Schlaganfallversorgung in Solingen bleibt – doch Klinikum steht vor riesiger Aufgabe
Mats HartmannSchlaganfallversorgung in Solingen bleibt – doch Klinikum steht vor riesiger Aufgabe
Solinger Städtisches Klinikum behält Schlaganfallversorgung – Kplus-Gruppe gibt Pläne für Verlegung nach Hilden auf
Die Schlaganfallversorgung im Solinger Städtischen Klinikum bleibt erhalten, nachdem die Kplus-Gruppe ihre Pläne aufgegeben hat, die Einheit nach Hilden zu verlegen. Die Vorsitzende der SPD-Fraktion, Iris Preuß-Buchholz, bezeichnete die Entscheidung als „wichtigen Fortschritt für die Stadt und den südlichen Kreis Mettmann“. Gleichzeitig kritisierte sie scharf das Vorgehen der Kplus-Führung sowie lokaler Politiker.
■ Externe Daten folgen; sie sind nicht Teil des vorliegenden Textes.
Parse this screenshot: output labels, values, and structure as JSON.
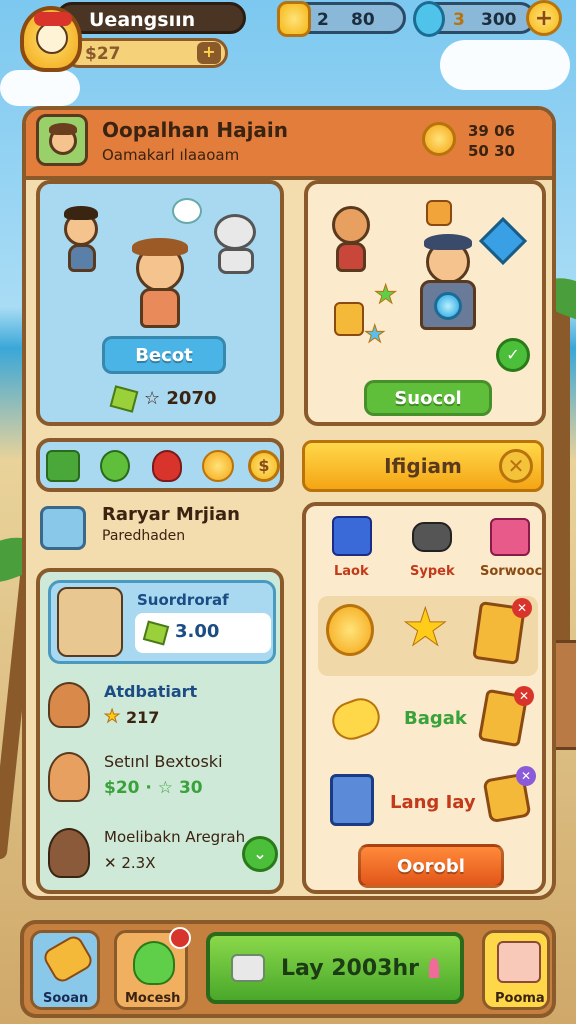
{
  "top_bar": {
    "player_name": "Ueangsıın",
    "currency_small": "$27",
    "resource_a_label": "2",
    "resource_a_value": "80",
    "resource_b_label": "3",
    "resource_b_value": "300",
    "add_symbol": "+"
  },
  "panel": {
    "title": "Oopalhan Hajain",
    "subtitle": "Oamakarl ılaaoam",
    "stats_line1": "39 06",
    "stats_line2": "50 30"
  },
  "card_left": {
    "button_label": "Becot",
    "price_text": "☆ 2070"
  },
  "card_right": {
    "button_label": "Suocol"
  },
  "wide_button": {
    "label": "Ifigiam"
  },
  "section2": {
    "title": "Raryar Mrjian",
    "subtitle": "Paredhaden"
  },
  "highlight": {
    "title": "Suordroraf",
    "value": "3.00"
  },
  "quest_list": [
    {
      "title": "Atdbatiart",
      "line": "217"
    },
    {
      "title": "Setınl Bextoski",
      "line": "$20 · ☆ 30"
    },
    {
      "title": "Moelibakn Aregrah",
      "line": "✕ 2.3X"
    }
  ],
  "shop": {
    "tabs": [
      "Laok",
      "Sypek",
      "Sorwooc"
    ],
    "row2_label": "Bagak",
    "row3_label": "Lang Iay",
    "cancel_label": "Oorobl"
  },
  "bottom": {
    "slot1": "Sooan",
    "slot2": "Mocesh",
    "play_label": "Lay 2003hr",
    "slot4": "Pooma"
  },
  "colors": {
    "panel_bg": "#f3dcae",
    "header_orange": "#e27d3c",
    "button_blue": "#4bb4e6",
    "button_green": "#5fbf3a",
    "button_yellow": "#f8c21a",
    "button_orange": "#f07a2a"
  }
}
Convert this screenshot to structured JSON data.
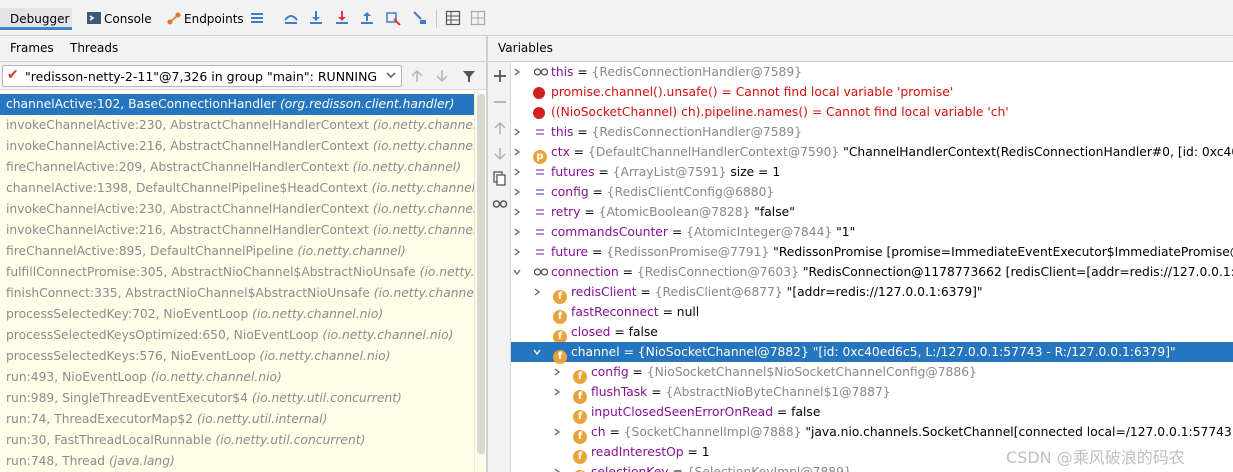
{
  "toolbar": {
    "debugger_tab": "Debugger",
    "console_tab": "Console",
    "endpoints_tab": "Endpoints"
  },
  "left_tabs": {
    "frames": "Frames",
    "threads": "Threads"
  },
  "right_header": {
    "variables": "Variables"
  },
  "thread_selector": {
    "value": "\"redisson-netty-2-11\"@7,326 in group \"main\": RUNNING"
  },
  "frames": [
    {
      "method": "channelActive:102, BaseConnectionHandler",
      "pkg": "(org.redisson.client.handler)",
      "selected": true
    },
    {
      "method": "invokeChannelActive:230, AbstractChannelHandlerContext",
      "pkg": "(io.netty.channel)"
    },
    {
      "method": "invokeChannelActive:216, AbstractChannelHandlerContext",
      "pkg": "(io.netty.channel)"
    },
    {
      "method": "fireChannelActive:209, AbstractChannelHandlerContext",
      "pkg": "(io.netty.channel)"
    },
    {
      "method": "channelActive:1398, DefaultChannelPipeline$HeadContext",
      "pkg": "(io.netty.channel)"
    },
    {
      "method": "invokeChannelActive:230, AbstractChannelHandlerContext",
      "pkg": "(io.netty.channel)"
    },
    {
      "method": "invokeChannelActive:216, AbstractChannelHandlerContext",
      "pkg": "(io.netty.channel)"
    },
    {
      "method": "fireChannelActive:895, DefaultChannelPipeline",
      "pkg": "(io.netty.channel)"
    },
    {
      "method": "fulfillConnectPromise:305, AbstractNioChannel$AbstractNioUnsafe",
      "pkg": "(io.netty.channel.nio)"
    },
    {
      "method": "finishConnect:335, AbstractNioChannel$AbstractNioUnsafe",
      "pkg": "(io.netty.channel.nio)"
    },
    {
      "method": "processSelectedKey:702, NioEventLoop",
      "pkg": "(io.netty.channel.nio)"
    },
    {
      "method": "processSelectedKeysOptimized:650, NioEventLoop",
      "pkg": "(io.netty.channel.nio)"
    },
    {
      "method": "processSelectedKeys:576, NioEventLoop",
      "pkg": "(io.netty.channel.nio)"
    },
    {
      "method": "run:493, NioEventLoop",
      "pkg": "(io.netty.channel.nio)"
    },
    {
      "method": "run:989, SingleThreadEventExecutor$4",
      "pkg": "(io.netty.util.concurrent)"
    },
    {
      "method": "run:74, ThreadExecutorMap$2",
      "pkg": "(io.netty.util.internal)"
    },
    {
      "method": "run:30, FastThreadLocalRunnable",
      "pkg": "(io.netty.util.concurrent)"
    },
    {
      "method": "run:748, Thread",
      "pkg": "(java.lang)"
    }
  ],
  "variables": [
    {
      "depth": 0,
      "expand": "right",
      "icon": "oo",
      "name": "this",
      "eq": " = ",
      "ref": "{RedisConnectionHandler@7589}",
      "val": ""
    },
    {
      "depth": 0,
      "expand": "",
      "icon": "err",
      "name": "promise.channel().unsafe()",
      "eq": " = ",
      "ref": "",
      "val": "Cannot find local variable 'promise'",
      "error": true
    },
    {
      "depth": 0,
      "expand": "",
      "icon": "err",
      "name": "((NioSocketChannel) ch).pipeline.names()",
      "eq": " = ",
      "ref": "",
      "val": "Cannot find local variable 'ch'",
      "error": true
    },
    {
      "depth": 0,
      "expand": "right",
      "icon": "eq",
      "name": "this",
      "eq": " = ",
      "ref": "{RedisConnectionHandler@7589}",
      "val": ""
    },
    {
      "depth": 0,
      "expand": "right",
      "icon": "p",
      "name": "ctx",
      "eq": " = ",
      "ref": "{DefaultChannelHandlerContext@7590}",
      "val": " \"ChannelHandlerContext(RedisConnectionHandler#0, [id: 0xc40ed6c5, L:/"
    },
    {
      "depth": 0,
      "expand": "right",
      "icon": "eq",
      "name": "futures",
      "eq": " = ",
      "ref": "{ArrayList@7591}",
      "val": "  size = 1"
    },
    {
      "depth": 0,
      "expand": "right",
      "icon": "eq",
      "name": "config",
      "eq": " = ",
      "ref": "{RedisClientConfig@6880}",
      "val": ""
    },
    {
      "depth": 0,
      "expand": "right",
      "icon": "eq",
      "name": "retry",
      "eq": " = ",
      "ref": "{AtomicBoolean@7828}",
      "val": " \"false\""
    },
    {
      "depth": 0,
      "expand": "right",
      "icon": "eq",
      "name": "commandsCounter",
      "eq": " = ",
      "ref": "{AtomicInteger@7844}",
      "val": " \"1\""
    },
    {
      "depth": 0,
      "expand": "right",
      "icon": "eq",
      "name": "future",
      "eq": " = ",
      "ref": "{RedissonPromise@7791}",
      "val": " \"RedissonPromise [promise=ImmediateEventExecutor$ImmediatePromise@489c20"
    },
    {
      "depth": 0,
      "expand": "down",
      "icon": "oo",
      "name": "connection",
      "eq": " = ",
      "ref": "{RedisConnection@7603}",
      "val": " \"RedisConnection@1178773662 [redisClient=[addr=redis://127.0.0.1:6379], ch"
    },
    {
      "depth": 1,
      "expand": "right",
      "icon": "f",
      "name": "redisClient",
      "eq": " = ",
      "ref": "{RedisClient@6877}",
      "val": " \"[addr=redis://127.0.0.1:6379]\""
    },
    {
      "depth": 1,
      "expand": "",
      "icon": "f",
      "name": "fastReconnect",
      "eq": " = ",
      "ref": "",
      "val": "null"
    },
    {
      "depth": 1,
      "expand": "",
      "icon": "f",
      "name": "closed",
      "eq": " = ",
      "ref": "",
      "val": "false"
    },
    {
      "depth": 1,
      "expand": "down",
      "icon": "f",
      "name": "channel",
      "eq": " = ",
      "ref": "{NioSocketChannel@7882}",
      "val": " \"[id: 0xc40ed6c5, L:/127.0.0.1:57743 - R:/127.0.0.1:6379]\"",
      "selected": true
    },
    {
      "depth": 2,
      "expand": "right",
      "icon": "f",
      "name": "config",
      "eq": " = ",
      "ref": "{NioSocketChannel$NioSocketChannelConfig@7886}",
      "val": ""
    },
    {
      "depth": 2,
      "expand": "right",
      "icon": "f",
      "name": "flushTask",
      "eq": " = ",
      "ref": "{AbstractNioByteChannel$1@7887}",
      "val": ""
    },
    {
      "depth": 2,
      "expand": "",
      "icon": "f",
      "name": "inputClosedSeenErrorOnRead",
      "eq": " = ",
      "ref": "",
      "val": "false"
    },
    {
      "depth": 2,
      "expand": "right",
      "icon": "f",
      "name": "ch",
      "eq": " = ",
      "ref": "{SocketChannelImpl@7888}",
      "val": " \"java.nio.channels.SocketChannel[connected local=/127.0.0.1:57743 remote=/"
    },
    {
      "depth": 2,
      "expand": "",
      "icon": "f",
      "name": "readInterestOp",
      "eq": " = ",
      "ref": "",
      "val": "1"
    },
    {
      "depth": 2,
      "expand": "right",
      "icon": "f",
      "name": "selectionKey",
      "eq": " = ",
      "ref": "{SelectionKeyImpl@7889}",
      "val": ""
    }
  ],
  "watermark": "CSDN @乘风破浪的码农",
  "colors": {
    "selection": "#2675bf",
    "frames_bg": "#fdfde8",
    "error": "#d01010",
    "field_badge": "#e8a33d",
    "tab_underline": "#4083c9"
  }
}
Die SPD-Fraktion begrüßte die Kehrtwende von Kplus und sprach von „positiver Entwicklung für Solingen“. Preuß-Buchholz hatte frühere Überlegungen, die Stroke Unit nach Hilden zu verlegen, als „realitätsfremd“ für eine Stadt der Größe Solingens zurückgewiesen. Eine solche Verlegung hätte die Bevölkerung ihrer Meinung nach ohne lebenswichtige Notfallversorgung zurückgelassen.
Gleichzeitig betonte die Politikerin, dass das Krankenhaus nun vor einer „großen Herausforderung“ stehe: Innerhalb kurzer Zeit müsse eine neue neurologische Abteilung inklusive Stroke Unit aufgebaut werden, um den wachsenden Bedarf zu decken. Zwar erfülle die Einrichtung bereits hohe Standards in Diagnostik und Behandlung, doch warnte Preuß-Buchholz davor, die Verantwortung für die aktuelle Situation einseitig zuzuschreiben.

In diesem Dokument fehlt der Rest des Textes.